Based on the foregoing discussion, the Court GRANTS the defendants’ motion.

It is so ORDERED.



See TEX. EDUC.CODE § 42.101.


See Scott v. Alphonso Crutch Life Support Ctr., No. 03–06–00003–CV, 2009 WL 1896073 (Tex.App.-Austin July 2, 2009, pet. filed) (“Alphonso I” ); Scott v. Alphonso Crutch LSC Charter Sch., No. 03–09–00423–CV, 2010 WL 3271738 (Tex.App.-Austin Aug.20, 2010, pet. filed) (“Alphonso II” ). As records of state court proceedings, this Court takes judicial notice of the defendants’ proffered exhibits from those cases. See United States v. Verlinsky, 459 F.2d 1085, 1089 (5th Cir.1972); Paul v. Dade County, Fla., 419 F.2d 10, 12 (5th Cir.1969) (internal citations omitted).


See TEX. EDUC.CODE § 42.258(a).


See TEX. EDUC.CODE §§ 39, 42.258.


The statutes in quotations refer to nonexistent statutes. However, based on the accompanying language in the plaintiff’s allegations, it appears that she is attempting to assert a claim of prosecutorial misconduct.


The Court denies the plaintiff’s motion to amend, and does not anticipate further filings in this case. Thus far, the Court has granted the plaintiff leniency regarding the page limits of her submissions. In the unlikely event that further filings are made, the Court will strike any documents that violate the page limits imposed by the local rules.
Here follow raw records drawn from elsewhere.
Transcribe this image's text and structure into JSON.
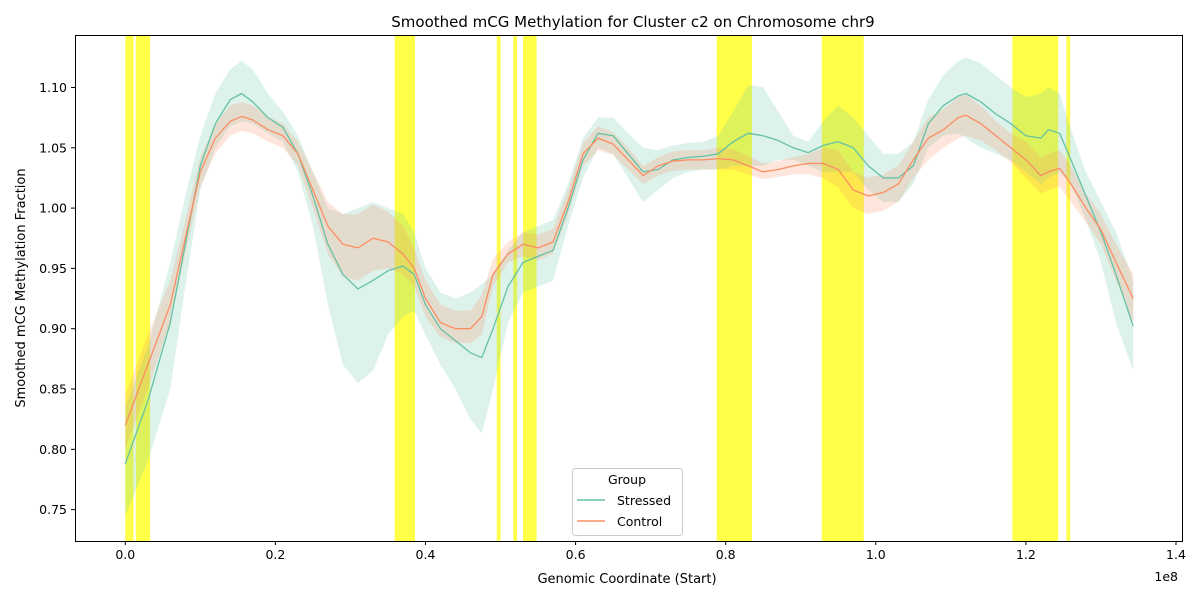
{
  "chart_data": {
    "type": "line",
    "title": "Smoothed mCG Methylation for Cluster c2 on Chromosome chr9",
    "xlabel": "Genomic Coordinate (Start)",
    "ylabel": "Smoothed mCG Methylation Fraction",
    "x_offset_text": "1e8",
    "xlim": [
      -6700000,
      140800000
    ],
    "ylim": [
      0.724,
      1.1435
    ],
    "x_ticks": [
      0,
      20000000,
      40000000,
      60000000,
      80000000,
      100000000,
      120000000,
      140000000
    ],
    "x_tick_labels": [
      "0.0",
      "0.2",
      "0.4",
      "0.6",
      "0.8",
      "1.0",
      "1.2",
      "1.4"
    ],
    "y_ticks": [
      0.75,
      0.8,
      0.85,
      0.9,
      0.95,
      1.0,
      1.05,
      1.1
    ],
    "y_tick_labels": [
      "0.75",
      "0.80",
      "0.85",
      "0.90",
      "0.95",
      "1.00",
      "1.05",
      "1.10"
    ],
    "grid": false,
    "legend": {
      "title": "Group",
      "placement": "bottom-center"
    },
    "highlight_color": "#ffff00",
    "highlight_regions": [
      [
        0,
        1100000
      ],
      [
        1400000,
        3300000
      ],
      [
        35900000,
        38600000
      ],
      [
        49500000,
        50000000
      ],
      [
        51700000,
        52200000
      ],
      [
        53000000,
        54800000
      ],
      [
        78800000,
        83500000
      ],
      [
        92800000,
        98400000
      ],
      [
        118200000,
        124300000
      ],
      [
        125400000,
        125900000
      ]
    ],
    "series": [
      {
        "name": "Stressed",
        "color": "#66c2a5",
        "x": [
          0,
          3000000,
          6000000,
          8000000,
          10000000,
          12000000,
          14000000,
          15500000,
          17000000,
          19000000,
          21000000,
          23000000,
          25000000,
          27000000,
          29000000,
          31000000,
          33000000,
          35000000,
          37000000,
          38500000,
          40000000,
          42000000,
          44000000,
          46000000,
          47500000,
          49000000,
          51000000,
          53000000,
          55000000,
          57000000,
          59000000,
          61000000,
          63000000,
          65000000,
          67000000,
          69000000,
          71000000,
          73000000,
          75000000,
          77000000,
          79000000,
          81000000,
          83000000,
          85000000,
          87000000,
          89000000,
          91000000,
          93000000,
          95000000,
          97000000,
          99000000,
          101000000,
          103000000,
          105000000,
          107000000,
          109000000,
          111000000,
          112000000,
          114000000,
          116000000,
          118000000,
          120000000,
          122000000,
          123000000,
          124500000,
          126000000,
          128000000,
          130000000,
          132000000,
          134300000
        ],
        "values": [
          0.788,
          0.84,
          0.905,
          0.97,
          1.035,
          1.07,
          1.09,
          1.095,
          1.088,
          1.075,
          1.067,
          1.045,
          1.01,
          0.97,
          0.945,
          0.933,
          0.94,
          0.948,
          0.952,
          0.945,
          0.92,
          0.9,
          0.89,
          0.88,
          0.876,
          0.9,
          0.935,
          0.955,
          0.96,
          0.965,
          1.0,
          1.04,
          1.062,
          1.06,
          1.045,
          1.03,
          1.032,
          1.04,
          1.042,
          1.043,
          1.045,
          1.055,
          1.062,
          1.06,
          1.056,
          1.05,
          1.046,
          1.052,
          1.055,
          1.05,
          1.035,
          1.025,
          1.025,
          1.035,
          1.07,
          1.085,
          1.093,
          1.095,
          1.088,
          1.078,
          1.07,
          1.06,
          1.058,
          1.065,
          1.062,
          1.04,
          1.01,
          0.98,
          0.945,
          0.902
        ],
        "lower": [
          0.745,
          0.79,
          0.85,
          0.935,
          1.015,
          1.05,
          1.068,
          1.072,
          1.07,
          1.062,
          1.055,
          1.03,
          0.985,
          0.92,
          0.87,
          0.855,
          0.865,
          0.895,
          0.91,
          0.915,
          0.895,
          0.87,
          0.85,
          0.825,
          0.813,
          0.85,
          0.905,
          0.93,
          0.935,
          0.94,
          0.985,
          1.025,
          1.05,
          1.045,
          1.025,
          1.005,
          1.015,
          1.025,
          1.03,
          1.032,
          1.032,
          1.035,
          1.035,
          1.035,
          1.04,
          1.04,
          1.035,
          1.03,
          1.03,
          1.03,
          1.015,
          1.005,
          1.005,
          1.02,
          1.05,
          1.06,
          1.062,
          1.058,
          1.05,
          1.045,
          1.04,
          1.03,
          1.02,
          1.025,
          1.03,
          1.02,
          0.99,
          0.955,
          0.905,
          0.865
        ],
        "upper": [
          0.835,
          0.885,
          0.955,
          1.01,
          1.06,
          1.095,
          1.115,
          1.122,
          1.115,
          1.095,
          1.08,
          1.06,
          1.03,
          1.0,
          0.995,
          1.0,
          1.005,
          1.0,
          0.995,
          0.98,
          0.95,
          0.93,
          0.925,
          0.93,
          0.937,
          0.945,
          0.965,
          0.98,
          0.985,
          0.99,
          1.02,
          1.058,
          1.075,
          1.075,
          1.062,
          1.05,
          1.048,
          1.052,
          1.054,
          1.055,
          1.06,
          1.08,
          1.102,
          1.1,
          1.08,
          1.06,
          1.055,
          1.072,
          1.085,
          1.075,
          1.06,
          1.045,
          1.045,
          1.055,
          1.09,
          1.11,
          1.122,
          1.125,
          1.12,
          1.11,
          1.1,
          1.092,
          1.095,
          1.1,
          1.095,
          1.065,
          1.03,
          1.005,
          0.98,
          0.94
        ]
      },
      {
        "name": "Control",
        "color": "#fc8d62",
        "x": [
          0,
          3000000,
          6000000,
          8000000,
          10000000,
          12000000,
          14000000,
          15500000,
          17000000,
          19000000,
          21000000,
          23000000,
          25000000,
          27000000,
          29000000,
          31000000,
          33000000,
          35000000,
          37000000,
          38500000,
          40000000,
          42000000,
          44000000,
          46000000,
          47500000,
          49000000,
          51000000,
          53000000,
          55000000,
          57000000,
          59000000,
          61000000,
          63000000,
          65000000,
          67000000,
          69000000,
          71000000,
          73000000,
          75000000,
          77000000,
          79000000,
          81000000,
          83000000,
          85000000,
          87000000,
          89000000,
          91000000,
          93000000,
          95000000,
          97000000,
          99000000,
          101000000,
          103000000,
          105000000,
          107000000,
          109000000,
          111000000,
          112000000,
          114000000,
          116000000,
          118000000,
          120000000,
          122000000,
          123000000,
          124500000,
          126000000,
          128000000,
          130000000,
          132000000,
          134300000
        ],
        "values": [
          0.82,
          0.87,
          0.92,
          0.975,
          1.03,
          1.058,
          1.072,
          1.076,
          1.073,
          1.065,
          1.06,
          1.045,
          1.015,
          0.985,
          0.97,
          0.967,
          0.975,
          0.972,
          0.962,
          0.95,
          0.925,
          0.905,
          0.9,
          0.9,
          0.91,
          0.945,
          0.962,
          0.97,
          0.967,
          0.972,
          1.005,
          1.045,
          1.058,
          1.053,
          1.04,
          1.027,
          1.035,
          1.039,
          1.04,
          1.04,
          1.041,
          1.04,
          1.035,
          1.03,
          1.032,
          1.035,
          1.037,
          1.037,
          1.032,
          1.015,
          1.01,
          1.013,
          1.02,
          1.04,
          1.058,
          1.065,
          1.075,
          1.077,
          1.07,
          1.06,
          1.05,
          1.04,
          1.027,
          1.03,
          1.033,
          1.02,
          1.0,
          0.982,
          0.955,
          0.925
        ],
        "lower": [
          0.8,
          0.85,
          0.905,
          0.962,
          1.018,
          1.045,
          1.06,
          1.064,
          1.062,
          1.055,
          1.05,
          1.035,
          1.0,
          0.962,
          0.943,
          0.94,
          0.948,
          0.95,
          0.945,
          0.935,
          0.91,
          0.893,
          0.888,
          0.888,
          0.895,
          0.935,
          0.955,
          0.96,
          0.957,
          0.962,
          0.995,
          1.035,
          1.048,
          1.044,
          1.032,
          1.02,
          1.027,
          1.031,
          1.032,
          1.032,
          1.032,
          1.032,
          1.028,
          1.024,
          1.026,
          1.028,
          1.028,
          1.025,
          1.017,
          1.0,
          0.995,
          0.998,
          1.005,
          1.025,
          1.04,
          1.05,
          1.058,
          1.06,
          1.056,
          1.048,
          1.038,
          1.025,
          1.012,
          1.015,
          1.018,
          1.005,
          0.988,
          0.97,
          0.94,
          0.905
        ],
        "upper": [
          0.845,
          0.895,
          0.94,
          0.99,
          1.042,
          1.07,
          1.085,
          1.088,
          1.085,
          1.076,
          1.07,
          1.055,
          1.03,
          1.005,
          0.995,
          0.995,
          1.003,
          0.997,
          0.985,
          0.967,
          0.94,
          0.92,
          0.915,
          0.915,
          0.928,
          0.958,
          0.972,
          0.98,
          0.978,
          0.983,
          1.015,
          1.054,
          1.068,
          1.063,
          1.05,
          1.035,
          1.042,
          1.047,
          1.048,
          1.048,
          1.05,
          1.049,
          1.043,
          1.037,
          1.039,
          1.042,
          1.045,
          1.05,
          1.048,
          1.03,
          1.025,
          1.028,
          1.035,
          1.055,
          1.075,
          1.082,
          1.092,
          1.094,
          1.085,
          1.072,
          1.062,
          1.055,
          1.042,
          1.045,
          1.048,
          1.035,
          1.012,
          0.995,
          0.97,
          0.945
        ]
      }
    ]
  }
}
See Younger v. Harris, 401 U.S. 37, 41 (1971).


Requests for monetary damages do not fall within the purview of the Younger doctrine. Lewis v. Beddingfield, 20 F.3d 123, 125 (5th Cir.1994).


Moreover, a private citizen cannot enforce criminal statutes in a civil action. Florance v. Buchmeyer, 500 F.Supp.2d 618, 626 (N.D.Tex.2007) (internal citations omitted); Huerta v. Garcia, No. B–07–39, 2007 WL 3120128, *3–4 (S.D.Tex. Oct.23, 2007) (internal citations omitted); Ali v. Hoke, No. 9:06cv230, 2007 WL 1655915, *7 (E.D.Tex. June 5, 2007).


It is somewhat unclear whether the plaintiff asserts these claims under the United States Constitution’s due process guarantees, the Texas Constitution’s due course guarantees, or both. However, both provisions are interpreted in a similar fashion. Tex. Workers Compensation Comm. v. Patient Advocates of Tex., 136 S.W.3d 643, 658 (Tex.2004) (internal citation omitted). As such, the Court’s analysis applies to any potential due process claim asserted.